Wholesale price snapshot

Day-ahead gas surged higher in September, gaining 20.1% to reach a five-month high of 50.5p/th over the month. Prices were supported by operational outages for UK storage sites and Norwegian facilities, which led to an undersupplied short-term gas system

Day-ahead gas surged higher in September, gaining 20.1% to reach a five-month high of 50.5p/th over the month. Prices were supported by operational outages for UK storage sites and Norwegian facilities, which led to an undersupplied short-term gas system over September.
Short-term power contracts followed the rises in gas, and surged 14.5% higher in September as low wind output and extended nuclear outages meant more expensive gas-fired plant was needed on the system. Day-ahead power rose to a six-month high of £45.4/MWh on 16 September.
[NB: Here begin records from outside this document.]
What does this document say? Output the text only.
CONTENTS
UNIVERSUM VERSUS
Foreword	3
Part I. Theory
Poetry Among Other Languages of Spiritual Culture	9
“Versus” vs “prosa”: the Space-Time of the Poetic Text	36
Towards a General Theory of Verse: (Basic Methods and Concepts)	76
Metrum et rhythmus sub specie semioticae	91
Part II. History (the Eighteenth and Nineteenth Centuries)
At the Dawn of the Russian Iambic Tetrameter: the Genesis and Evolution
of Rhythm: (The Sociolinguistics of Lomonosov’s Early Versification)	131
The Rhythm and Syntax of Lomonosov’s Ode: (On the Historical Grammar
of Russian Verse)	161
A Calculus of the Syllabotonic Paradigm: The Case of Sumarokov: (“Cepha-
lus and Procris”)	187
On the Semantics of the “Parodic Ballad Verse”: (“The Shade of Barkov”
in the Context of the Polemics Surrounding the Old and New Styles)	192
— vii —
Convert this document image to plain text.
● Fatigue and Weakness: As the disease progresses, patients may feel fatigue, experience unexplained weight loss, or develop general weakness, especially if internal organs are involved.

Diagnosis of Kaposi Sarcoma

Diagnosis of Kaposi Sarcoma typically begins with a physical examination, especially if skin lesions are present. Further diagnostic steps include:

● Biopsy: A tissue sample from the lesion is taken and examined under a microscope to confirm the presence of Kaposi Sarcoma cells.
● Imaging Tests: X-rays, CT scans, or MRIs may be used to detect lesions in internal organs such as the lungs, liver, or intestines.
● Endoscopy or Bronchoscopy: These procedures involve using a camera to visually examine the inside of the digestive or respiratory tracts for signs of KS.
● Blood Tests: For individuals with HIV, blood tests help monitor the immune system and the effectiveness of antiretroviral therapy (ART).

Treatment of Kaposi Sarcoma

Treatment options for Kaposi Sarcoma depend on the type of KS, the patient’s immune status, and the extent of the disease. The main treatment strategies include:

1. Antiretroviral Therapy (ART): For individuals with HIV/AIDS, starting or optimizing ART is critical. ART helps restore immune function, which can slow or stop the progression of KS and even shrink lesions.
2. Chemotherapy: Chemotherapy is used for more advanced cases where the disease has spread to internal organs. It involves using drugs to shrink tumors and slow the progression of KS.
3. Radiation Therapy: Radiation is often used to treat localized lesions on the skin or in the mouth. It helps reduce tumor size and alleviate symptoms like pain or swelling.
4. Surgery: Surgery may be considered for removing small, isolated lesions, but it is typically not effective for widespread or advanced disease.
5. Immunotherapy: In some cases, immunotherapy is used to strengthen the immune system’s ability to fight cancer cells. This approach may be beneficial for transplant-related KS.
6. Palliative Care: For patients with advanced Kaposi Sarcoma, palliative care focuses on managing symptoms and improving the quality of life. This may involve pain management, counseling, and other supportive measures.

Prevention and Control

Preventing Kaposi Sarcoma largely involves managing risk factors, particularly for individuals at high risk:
But higher spot prices did not seem to impact the longer-term market, as high supply fundamentals for the winter-ahead combined with falling commodity prices and decreasing Russia/ Ukraine tensions to reduce prices. UK gas storage in September reached a high of 97.5%. Winter 14 gas dropped 0.7% to average 59.6p/th and ended its final month of trading 28% below levels seen at the start of 2014. Most longer-term power contracts also fell; however the winter 14 power contract climbed to £51.0/MWh as extended nuclear outages outweighed the impacts of lower gas and coal prices.
Commodities continued their recent downward trends in September. API 2 coal prices fell 3.1% over the month as oversupply fears increased in the market following China’s import ban on low grade coal. Annual prices dropped to a four-year low $74.0/t on 30 September. Brent crude oil prices also fell, dropping 4.6% on weak US and Chinese demand. Prices fell to a 28-month low of $96.4/bl on 30 September.
Looking ahead, warmer forecasts for the month ahead are expected to keep demand for gas heating low, which could pull prices downwards. But with nearly 50% of UK nuclear generation capacity offline, demand for gas from power stations could be higher. This could lead to increased power prices as gas-fired generation will have to make up for the shortfall. Continued falls in the price of Brent crude oil are also expected over the coming month as the International Energy Agency has revised down its global oil demand forecast for the year.